Hail, Caesar!

Hail, Caesar!, the Coen Brothers’ latest, is more a series of entertaining vignettes than a movie. Which is fine, except you don’t realise this until halfway through, as there’s the semblance of a good plot being dangled in front of you for at least an hour.

More than anything, it’s a love letter to old Hollywood; a satire on the things that never change by two superb filmmakers attuned to the beauty and inherent farce of making movies.

To surmise, we find ourselves in Tinseltown in 1951 for just over twenty-four hours at a fictional studio, Capitol Pictures (not a coincidental title). The biggest picture currently in production is the eponymous Hail, Caesar! - A Tale of the Christ, no doubt a parody of Quo Vadis, which really was made in 1951. Capitol’s biggest star, Baird Whitlock (played with glee by George Clooney) plays a Roman tribute who comes to recognise the divinity of Jesus. This film’s catalyst meanwhile is his abduction from the set via a suitably Latinate method – a goblet of wine drugged by some toga-wearing extras.

Initially the disappearance of Whitlock is just another kink for studio head Eddie Mannix (the awesome Josh Brolin) to smooth over with vituperative gossip columnists Thora and Thessaly Thatcher (both played by Tilda Swinton): Whitlock’s benders normally last two days; or else he might have ducked off to visit one of his mistresses. But when Mannix gets a ransom note to the tune of $100,000 for Whitlock’s return from a group calling themselves The Future, he realises things may be a little more complicated.

Except they’re not… Every storyline once begun seems purposefully to fizzle out with barely a whimper. And whilst this may be the point, it makes for an ultimately underwhelming whole. At the time in Hollywood, the studio system was changing, TV was considered a growing threat, and the Red Menace was starting to cause the paranoia that would lead to the outrages of McCarthyism. The Coens revel in this historic richness, but don’t have much to say about it. But, whilst the overarching structure may not hit the mark, the individual sections are little gems.

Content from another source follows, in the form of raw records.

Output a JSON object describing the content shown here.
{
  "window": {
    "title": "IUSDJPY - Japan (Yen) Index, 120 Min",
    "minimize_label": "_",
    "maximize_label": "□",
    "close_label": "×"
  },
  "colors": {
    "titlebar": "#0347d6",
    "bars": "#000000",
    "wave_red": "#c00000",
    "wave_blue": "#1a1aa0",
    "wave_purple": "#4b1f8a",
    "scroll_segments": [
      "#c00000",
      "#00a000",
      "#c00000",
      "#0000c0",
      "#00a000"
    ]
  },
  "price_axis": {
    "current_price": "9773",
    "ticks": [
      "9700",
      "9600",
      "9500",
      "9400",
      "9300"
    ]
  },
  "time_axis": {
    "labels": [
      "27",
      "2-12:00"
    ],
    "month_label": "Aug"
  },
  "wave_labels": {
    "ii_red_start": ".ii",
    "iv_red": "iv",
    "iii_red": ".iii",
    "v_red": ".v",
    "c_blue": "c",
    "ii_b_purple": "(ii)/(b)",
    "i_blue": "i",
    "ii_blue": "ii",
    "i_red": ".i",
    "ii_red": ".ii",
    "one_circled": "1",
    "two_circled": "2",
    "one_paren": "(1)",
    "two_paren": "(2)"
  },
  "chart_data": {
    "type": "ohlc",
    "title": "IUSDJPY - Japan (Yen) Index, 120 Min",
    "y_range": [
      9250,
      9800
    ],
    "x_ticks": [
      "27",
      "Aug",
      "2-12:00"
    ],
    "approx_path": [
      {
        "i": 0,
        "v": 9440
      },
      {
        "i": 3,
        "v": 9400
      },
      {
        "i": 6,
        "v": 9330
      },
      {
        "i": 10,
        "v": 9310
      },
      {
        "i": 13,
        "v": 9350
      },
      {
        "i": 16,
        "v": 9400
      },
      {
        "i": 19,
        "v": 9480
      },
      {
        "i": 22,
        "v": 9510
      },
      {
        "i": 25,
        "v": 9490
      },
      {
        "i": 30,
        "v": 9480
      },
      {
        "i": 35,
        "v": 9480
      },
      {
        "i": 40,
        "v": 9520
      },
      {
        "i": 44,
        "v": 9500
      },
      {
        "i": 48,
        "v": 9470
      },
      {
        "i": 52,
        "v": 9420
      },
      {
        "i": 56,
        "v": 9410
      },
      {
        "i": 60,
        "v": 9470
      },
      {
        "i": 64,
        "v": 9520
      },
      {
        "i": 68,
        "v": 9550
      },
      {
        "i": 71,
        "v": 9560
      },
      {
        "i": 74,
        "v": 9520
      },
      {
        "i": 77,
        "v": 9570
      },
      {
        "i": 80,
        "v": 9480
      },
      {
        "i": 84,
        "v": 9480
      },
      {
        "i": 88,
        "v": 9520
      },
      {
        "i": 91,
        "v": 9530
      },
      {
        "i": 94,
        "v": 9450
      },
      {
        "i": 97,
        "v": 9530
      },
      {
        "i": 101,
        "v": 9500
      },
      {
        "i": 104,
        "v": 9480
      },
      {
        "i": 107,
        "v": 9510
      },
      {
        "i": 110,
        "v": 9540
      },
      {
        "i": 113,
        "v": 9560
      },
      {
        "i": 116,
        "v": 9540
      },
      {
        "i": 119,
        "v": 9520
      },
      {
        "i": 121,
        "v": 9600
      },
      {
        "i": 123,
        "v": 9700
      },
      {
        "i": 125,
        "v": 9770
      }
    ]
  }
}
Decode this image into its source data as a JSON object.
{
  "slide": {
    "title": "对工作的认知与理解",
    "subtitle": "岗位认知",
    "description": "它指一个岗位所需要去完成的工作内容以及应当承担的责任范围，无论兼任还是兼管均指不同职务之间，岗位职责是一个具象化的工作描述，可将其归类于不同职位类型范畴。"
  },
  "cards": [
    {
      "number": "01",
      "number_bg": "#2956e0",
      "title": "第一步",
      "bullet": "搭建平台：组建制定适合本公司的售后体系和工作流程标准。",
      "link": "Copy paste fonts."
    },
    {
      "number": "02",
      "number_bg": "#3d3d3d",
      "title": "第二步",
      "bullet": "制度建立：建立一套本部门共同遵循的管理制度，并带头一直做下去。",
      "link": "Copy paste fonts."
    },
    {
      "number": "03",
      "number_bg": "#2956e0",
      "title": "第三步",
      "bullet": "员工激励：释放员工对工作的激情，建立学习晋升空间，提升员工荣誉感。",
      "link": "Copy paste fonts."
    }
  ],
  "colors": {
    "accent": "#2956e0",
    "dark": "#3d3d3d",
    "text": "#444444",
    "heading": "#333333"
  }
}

A scene involving Mannix, a devout Catholic man himself, consulting a rabbi, a Catholic priest, a Greek Orthodox priest and a Protestant minister as to the appropriateness of the script and how the divinity should be portrayed, sounds like the setup for a joke. It is, as the scene quickly spirals into a hilarious tit-for-tat between faiths, containing superb lines: “God doesn’t have children. He’s a bachelor and he’s very angry.”

The film is a delicious showcase for great actors on great form: Ralph Fiennes as Laurence Laurentz, the suave English director of Merrily We Dance; monosyllabic lasso-wielding Western star Hobie Doyle (Alden Ehrenreich), whom Laurentz is forced to accommodate into his period drama; Scarlett Johansson as DeeAnna Moran, the star of Capital’s aquatic film arm, whom we first meet screaming for someone to take her mermaid tail off her; Channing Tatum in a stunning Gene Kelly-esque turn; and Frances McDormand’s too-brief cameo as an editor locked away on the edge of studio society in a tiny smoke-filled room.

The film takes us through the landscape of ‘behind-the-scenes’ with barely contained glee. And behind the glittering façade, the actors are not portrayed as clichéd sociopathic/neurotic nightmares. They’re curious, naïve, thoughtlessly cruel and kind in equal measure; a bunch of weird obsessives and oddballs permitted to live in a fantasy world.

By the end of the day everyone’s exhausted but the wheel of the machine is just cranking into place again – it will never stop. Despite the many highlights, however, it’s a relief when this particular installment waved toodle-oo: Hail, Caesar! is a fleeting and enjoyable interlude whilst we wait for the Coens’ next real tale.